The first function to minimize is the sum of squared distances between the current signal x and the original y. For this purpose, we instantiate an L2-norm object :

>>> from pyunlocbox import functions
>>> f1 = functions.norm_l2(y=y)


This standard function object provides the eval(), grad() and prox() methods that will be useful to the solver. We can evaluate them at any given point :

>>> f1.eval([0, 0, 0, 0])
126
array([ -8, -10, -12, -14])
>>> f1.prox([0, 0, 0, 0], 1)
array([ 2.66666667,  3.33333333,  4.        ,  4.66666667])


We need a second function to minimize, which usually describes a constraint. As we have no constraint, we just define a dummy function object by hand.

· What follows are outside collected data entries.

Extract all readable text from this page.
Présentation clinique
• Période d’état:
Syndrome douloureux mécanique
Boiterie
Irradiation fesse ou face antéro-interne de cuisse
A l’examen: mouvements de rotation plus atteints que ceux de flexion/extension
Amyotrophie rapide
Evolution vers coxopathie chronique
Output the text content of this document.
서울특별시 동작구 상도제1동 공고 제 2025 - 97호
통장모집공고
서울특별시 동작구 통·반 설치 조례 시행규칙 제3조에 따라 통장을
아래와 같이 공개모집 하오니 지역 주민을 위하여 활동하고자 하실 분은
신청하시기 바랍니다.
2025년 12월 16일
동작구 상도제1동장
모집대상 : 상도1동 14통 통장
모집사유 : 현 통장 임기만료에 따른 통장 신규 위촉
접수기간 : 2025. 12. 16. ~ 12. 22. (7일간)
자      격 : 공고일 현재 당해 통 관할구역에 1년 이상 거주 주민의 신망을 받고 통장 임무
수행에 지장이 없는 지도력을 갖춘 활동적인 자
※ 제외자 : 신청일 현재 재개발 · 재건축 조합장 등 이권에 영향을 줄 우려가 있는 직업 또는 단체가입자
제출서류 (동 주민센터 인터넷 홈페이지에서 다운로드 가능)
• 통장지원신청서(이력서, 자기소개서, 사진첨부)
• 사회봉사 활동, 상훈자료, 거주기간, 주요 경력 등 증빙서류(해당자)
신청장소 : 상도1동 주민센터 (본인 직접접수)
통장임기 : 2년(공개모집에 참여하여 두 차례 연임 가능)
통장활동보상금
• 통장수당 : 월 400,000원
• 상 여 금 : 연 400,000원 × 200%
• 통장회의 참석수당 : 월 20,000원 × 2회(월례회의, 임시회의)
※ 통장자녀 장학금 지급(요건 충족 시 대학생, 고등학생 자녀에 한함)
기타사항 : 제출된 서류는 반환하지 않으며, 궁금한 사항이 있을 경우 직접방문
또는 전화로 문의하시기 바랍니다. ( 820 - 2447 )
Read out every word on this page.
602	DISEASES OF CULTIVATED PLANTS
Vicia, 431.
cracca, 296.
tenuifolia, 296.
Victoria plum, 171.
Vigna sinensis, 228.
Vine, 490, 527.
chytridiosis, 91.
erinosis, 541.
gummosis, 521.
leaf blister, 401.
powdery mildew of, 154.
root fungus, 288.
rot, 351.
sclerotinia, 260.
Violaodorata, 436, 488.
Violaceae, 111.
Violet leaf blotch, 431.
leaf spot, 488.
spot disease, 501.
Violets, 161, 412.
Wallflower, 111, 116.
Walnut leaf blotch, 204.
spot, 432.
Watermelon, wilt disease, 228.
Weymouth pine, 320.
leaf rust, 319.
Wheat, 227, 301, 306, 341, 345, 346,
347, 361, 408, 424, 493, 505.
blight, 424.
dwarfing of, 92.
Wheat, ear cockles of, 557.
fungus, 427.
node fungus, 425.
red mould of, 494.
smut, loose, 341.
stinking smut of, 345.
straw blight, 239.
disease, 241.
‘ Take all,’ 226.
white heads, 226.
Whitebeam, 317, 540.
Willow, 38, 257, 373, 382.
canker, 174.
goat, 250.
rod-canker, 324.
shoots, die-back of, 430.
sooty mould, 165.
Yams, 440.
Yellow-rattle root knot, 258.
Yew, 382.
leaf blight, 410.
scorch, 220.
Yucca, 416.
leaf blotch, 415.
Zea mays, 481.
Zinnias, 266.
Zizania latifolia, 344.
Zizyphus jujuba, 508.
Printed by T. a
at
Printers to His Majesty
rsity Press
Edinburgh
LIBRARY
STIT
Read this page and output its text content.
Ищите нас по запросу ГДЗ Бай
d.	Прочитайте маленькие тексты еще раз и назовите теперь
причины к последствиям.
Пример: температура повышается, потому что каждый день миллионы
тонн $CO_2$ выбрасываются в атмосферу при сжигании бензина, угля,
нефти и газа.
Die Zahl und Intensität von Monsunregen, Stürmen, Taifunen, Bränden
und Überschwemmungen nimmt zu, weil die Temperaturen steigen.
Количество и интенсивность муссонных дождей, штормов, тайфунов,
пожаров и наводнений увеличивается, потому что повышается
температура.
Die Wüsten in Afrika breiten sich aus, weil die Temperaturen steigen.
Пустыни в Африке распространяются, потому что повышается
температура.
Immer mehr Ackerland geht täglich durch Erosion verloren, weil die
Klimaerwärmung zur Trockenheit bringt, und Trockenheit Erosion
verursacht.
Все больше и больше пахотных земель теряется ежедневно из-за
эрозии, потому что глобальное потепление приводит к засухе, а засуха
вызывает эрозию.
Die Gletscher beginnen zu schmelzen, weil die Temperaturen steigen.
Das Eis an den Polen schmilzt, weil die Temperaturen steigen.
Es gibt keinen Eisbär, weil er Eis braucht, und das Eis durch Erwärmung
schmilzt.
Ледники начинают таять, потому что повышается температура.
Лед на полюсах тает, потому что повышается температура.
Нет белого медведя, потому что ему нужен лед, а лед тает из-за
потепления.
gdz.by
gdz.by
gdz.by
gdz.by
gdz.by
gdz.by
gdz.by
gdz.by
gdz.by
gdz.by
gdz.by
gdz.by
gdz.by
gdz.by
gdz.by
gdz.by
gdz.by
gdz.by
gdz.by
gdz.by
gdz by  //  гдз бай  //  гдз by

We have to define the _eval() and _grad() methods as the solver we will use requires it :

>>> f2 = functions.func()
>>> f2._eval = lambda x: 0
>>> f2._grad = lambda x: 0


Note

We could also have used the pyunlocbox.functions.dummy function object.

We can now instantiate the solver object :

>>> from pyunlocbox import solvers
>>> solver = solvers.forward_backward()


And finally solve the problem :

>>> x0 = [0, 0, 0, 0]
>>> ret = solvers.solve([f2, f1], x0, solver, absTol=1e-5, verbosity='high')
INFO: Forward-backward method : FISTA
Iteration   1 : objective = 1.40e+01, relative = 8.00e+00
Iteration   2 : objective = 1.56e+00, relative = 8.00e+00
Iteration   3 : objective = 3.29e-02, relative = 4.62e+01
Iteration   4 : objective = 8.78e-03, relative = 2.75e+00
Iteration   5 : objective = 6.39e-03, relative = 3.74e-01
Iteration   6 : objective = 5.71e-04, relative = 1.02e+01
Iteration   7 : objective = 1.73e-05, relative = 3.21e+01
Iteration   8 : objective = 6.11e-05, relative = 7.17e-01
Iteration   9 : objective = 1.21e-05, relative = 4.04e+00
Iteration  10 : objective = 7.46e-09, relative = 1.62e+03
Solution found after 10 iterations :
objective function f(sol) = 7.460428e-09
last relative objective improvement : 1.624424e+03
stopping criterion : ABS_TOL


The solving function returns several values, one is the found solution :

>>> ret['sol']
array([ 3.99996922,  4.99996153,  5.99995383,  6.99994614])


Another one is the value returned by each function objects at each iteration. As we passed two function objects (L2-norm and dummy), the objective is a 2 by 11 (10 iterations plus the evaluation at x0) ndarray. Lets plot a convergence graph out of it :

>>> import numpy as np
>>> import matplotlib, sys
>>> cmd_backend = 'matplotlib.use("AGG")'
>>> _ = eval(cmd_backend) if 'matplotlib.pyplot' not in sys.modules else 0
>>> import matplotlib.pyplot as plt
>>> objective = np.array(ret['objective'])
>>> _ = plt.figure()
>>> _ = plt.semilogy(objective[:, 1], 'x', label='L2-norm')
>>> _ = plt.semilogy(objective[:, 0], label='Dummy')
>>> _ = plt.semilogy(np.sum(objective, axis=1), label='Global objective')
>>> _ = plt.grid(True)
>>> _ = plt.title('Convergence')
>>> _ = plt.legend(numpoints=1)
>>> _ = plt.xlabel('Iteration number')
>>> _ = plt.ylabel('Objective function value')
>>> _ = plt.savefig('doc/tutorials/simple_convergence.pdf')
>>> _ = plt.savefig('doc/tutorials/simple_convergence.png')


The below graph shows an exponential convergence of the objective function. The global objective is obviously only composed of the L2-norm as the dummy function object was defined to always evaluate to 0 (f2._eval = lambda x: 0).